Es ist nur eine Frage der Zeit, bis das abflauende Chinageschäft in Deutschland auf die Nachfrage nach Schlachtschweinen und damit auf die Erzeugerpreise durchschlagen wird. Die Branche wird dann wieder nach der Erschließung neuer Exportmärkte rufen, doch diese Forderung greift zu kurz. 2016 lieferte die EU 2,2 Mio. t Schweinefleisch nach China und Hongkong, das waren 54 Prozent aller Exporte. Japan als zweitwichtigstes Zielland erreichte mit 400.000 t einen Anteil von 9,5 Prozent. Die wichtigen Importländer kann man an einer Hand abzählen: China, Mexiko, Japan, Südkorea und die Philippinen. Weitere große aufnahmefähige Märkte gibt es nicht. Es ist ja schön, dass die EU im vorigen Jahr 30.000 t nach Angola lieferte. Doch mit einem Exportanteil von 0,7 Prozent kann ein kleines Importland nicht die massiven Verluste im Chinageschäft ausgleichen.

Während das Exportpotenzial begrenzt ist, gibt es auf der anderen Seite eine ganze Reihe von Ländern, die ihre Produktion ausdehnen können und wollen. Spanien, Russland und Polen machen das gerade vor. Rumänien, die Ukraine, Brasilien, Chile, Vietnam oder Argentinien haben ihr Potenzial bei Weitem noch nicht ausgeschöpft. Und auch in den USA stehen die Zeichen auf Wachstum. Der Kampf um die wenigen lukrativen Märkte wird also härter und vor allem über den Preis ausgetragen. Das Einhalten höchster Qualitätsstandards ist längst eine Grundvoraussetzung, die alle Exporteure erfüllen.

Denkt man an die neue Düngeverordnung, das ab 2019 geltende Verbot der Ferkelkastration ohne Betäubung und die Diskussionen um Kastenstand und Ringelschwanz, stellt sich die Frage, wie sich die deutschen Schweinhalter in diesem Wettbewerb behaupten sollen. Der Export wird ein wichtiges Ventil bleiben – vor allem für Teilstücke und Nebenerzeugnisse, die von den deutschen Verbrauchern verschmäht werden.

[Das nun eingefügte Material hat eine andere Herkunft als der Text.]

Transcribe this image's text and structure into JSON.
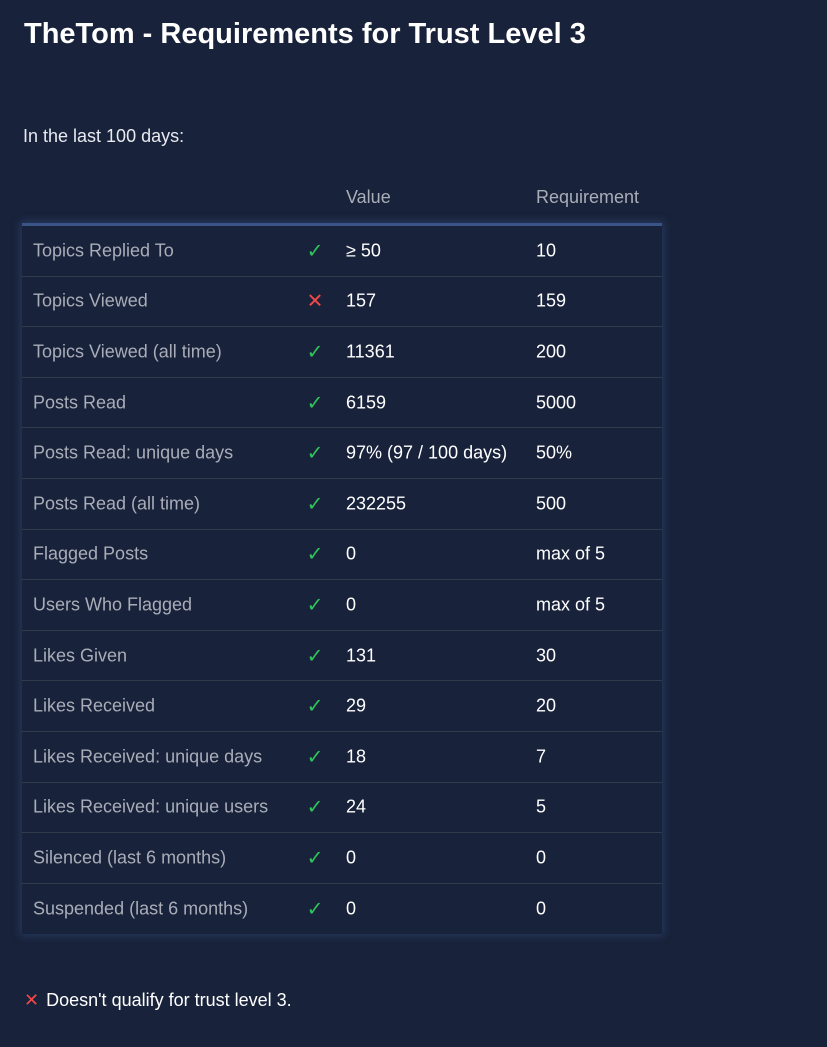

Darüber hinaus wird sich der gesamte Sektor vor allem Gedanken darüber machen müssen, wie langfristig die Marktanteile auf dem heimischen Markt verteidigt werden können.

Mit für den Verbraucher nachvollziehbaren Verbesserungen beim Tierwohl, verständlichen Kennzeichnungen zu Herkunft und Tierhaltung auch auf verarbeiteten Produkten sowie einer Kommunikation mit dem Verbraucher auf Augenhöhe könnte es gelingen, den preissensiblen Konsumenten davon zu überzeugen, für deutsches Schweinefleisch mehr auszugeben. Bei einem „Weiter so!“ werden die Konkurrenten aus Osteuropa und Spanien den deutschen Schweinhaltern auch auf dem heimischen Markt das Leben schwer machen.